Categories: publications, news, calls
Call for Data Contributors - MultiLing 2013
(Please feel free to forward this message. Apologies for cross-postings.)
Overview
=======
MultiLing 2013 is a workshop, held within ACL 2013, which covers three subdomains of
Natural Language Processing, focused on the multilingual aspect of summarization.
The MultiLing 2013 workshop builds upon the Text Analysis Conference (TAC)
MultiLing Pilot task of 2011, where systems were asked to generate fluent, representative
summaries (around 250 words) for each of 10 predefined topics per language.
Each topic was described by10 source documents.

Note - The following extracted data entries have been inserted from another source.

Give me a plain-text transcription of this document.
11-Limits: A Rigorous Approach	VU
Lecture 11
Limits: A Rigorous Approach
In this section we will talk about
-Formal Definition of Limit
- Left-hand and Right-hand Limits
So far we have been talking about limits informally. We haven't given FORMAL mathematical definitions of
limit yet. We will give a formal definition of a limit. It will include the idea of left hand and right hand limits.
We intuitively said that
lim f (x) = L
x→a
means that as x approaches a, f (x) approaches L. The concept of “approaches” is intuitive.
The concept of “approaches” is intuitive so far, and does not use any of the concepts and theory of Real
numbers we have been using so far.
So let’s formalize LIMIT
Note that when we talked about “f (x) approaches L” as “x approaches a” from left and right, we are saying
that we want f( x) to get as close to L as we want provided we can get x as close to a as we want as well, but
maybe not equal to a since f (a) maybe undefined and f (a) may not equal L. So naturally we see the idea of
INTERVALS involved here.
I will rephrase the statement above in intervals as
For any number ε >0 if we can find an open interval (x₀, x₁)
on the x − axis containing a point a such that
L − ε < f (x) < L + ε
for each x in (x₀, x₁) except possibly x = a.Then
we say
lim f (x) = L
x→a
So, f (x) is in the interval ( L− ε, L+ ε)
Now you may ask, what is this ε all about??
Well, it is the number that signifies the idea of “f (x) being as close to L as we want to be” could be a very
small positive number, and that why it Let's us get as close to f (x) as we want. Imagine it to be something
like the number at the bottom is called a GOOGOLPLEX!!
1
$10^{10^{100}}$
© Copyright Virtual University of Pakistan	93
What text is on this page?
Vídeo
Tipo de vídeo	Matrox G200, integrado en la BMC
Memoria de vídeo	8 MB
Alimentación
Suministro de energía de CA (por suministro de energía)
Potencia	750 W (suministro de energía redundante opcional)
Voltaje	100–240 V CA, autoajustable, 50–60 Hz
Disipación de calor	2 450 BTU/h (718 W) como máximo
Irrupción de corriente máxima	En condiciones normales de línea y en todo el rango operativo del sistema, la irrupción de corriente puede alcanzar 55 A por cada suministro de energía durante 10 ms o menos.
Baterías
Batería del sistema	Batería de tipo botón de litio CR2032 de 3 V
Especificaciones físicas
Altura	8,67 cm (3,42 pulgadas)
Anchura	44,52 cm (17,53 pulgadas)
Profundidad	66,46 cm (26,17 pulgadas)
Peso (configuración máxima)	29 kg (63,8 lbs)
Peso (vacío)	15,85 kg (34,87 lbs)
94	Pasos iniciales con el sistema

The set of documents was in one of the following 7 languages: Arabic, Czech, English,
French, Greek, Hebrew and Hindi.
Based on the challenges revealed in MultiLing 2011, this year we also address the problems
of multilingual summary evaluation and data collection. This call asks for contributors for
the data collection process.
Workshop URL: http://multiling.iit.demokritos.gr/pages/view/662/multiling-2013
Scope of the workshop:
================
- Multilingual Summarization
- Multilingual Summarization Evaluation
- Multilingual Summarization Data Collection and Exploitation
The workshop will be based on a multilingual summarization task, as in the original MultiLing Pilot,
adding an evaluation task and presentations related to Data Collection and Exploitation.
Call for Contributors:
==============
This call requests your support and help as Contributors. The Contributors are meant to
help co-ordinate and realize the MultiLing data collection for different languages.
The data collection process involves translation across languages (from English to a selected
language) of news texts (from the WikiNews site, most probably), the generation of human
summaries in each language, as well as the evaluation of summaries (from humans and/or systems).
Each Contributor is expected to undertake a single language.
For details on the required effort see the section "Details concerning the effort" later in this document.
The Contributors are expected to co-author an overview paper, summarizing the data collection effort
for their language and the lessons learned. The paper will be reviewed, improved and submitted as part
of the ACL MultiLing 2013 Workshop proceedings. If the overview paper ends up being too long,
there may be several overview papers, covering different languages. The Contributors can request a slot in the
"Multilingual Summarization Data Collection and Exploitation" part of the workshop for a presentation.
The Contributors will also receive full visibility and will be acknowledged in the MultiLing site and communication.
How to apply to be a Contributor:
======================
Contact George Giannakopoulos via e-mail ( ggianna@iit.demokritos.gr ) describing the language you are
interested in and providing your contact information by March 1st, 2013.
Details concerning the Contributor effort:
============================
This effort is meant to be community-based, thus the cost of gathering data for a single language
will be split among several Contributors, if possible.
For existing languages (Arabic, Czech, English, French, Greek, Hebrew and Hindi) we mean to increase
the current corpus by 50% (i.e., add 5 more topics).
The effort in the languages existing in TAC 2011 (Arabic, Czech, English, French, Greek, Hebrew
or Hindi) will be:
- to check inconsistencies and problems with the existing data (gold summaries, evaluations) and correct them,
- translate 50 new source documents from English to the target language (10 documents per new topic)
- provide 3 human summaries for each of the 5 new topics.
- have 3 judges evaluate each of the automatic summaries that will be submitted (in TAC 2011 we had
30 to 80 summaries per language, depending on the language).
The effort in new languages (e.g., Chinese, Japanese, German, Italian, Spanish, Hungarian, Swedish, Turkish, ...) will be:
- translate 150 source documents (between from English to the target language (10 documents per topic, for 15 topics)
- provide 3 human summaries for each of 15 new topics.
- have 3 judges evaluate each of the automatic summaries that will be submitted (in TAC 2011 we evaluated 30 to 80 summaries per language, depending on the language).
The data collection process will start by mid-February and may need to be concluded by mid-April.
Please feel free to forward this call, if you consider that there is someone that will want to help add a new language.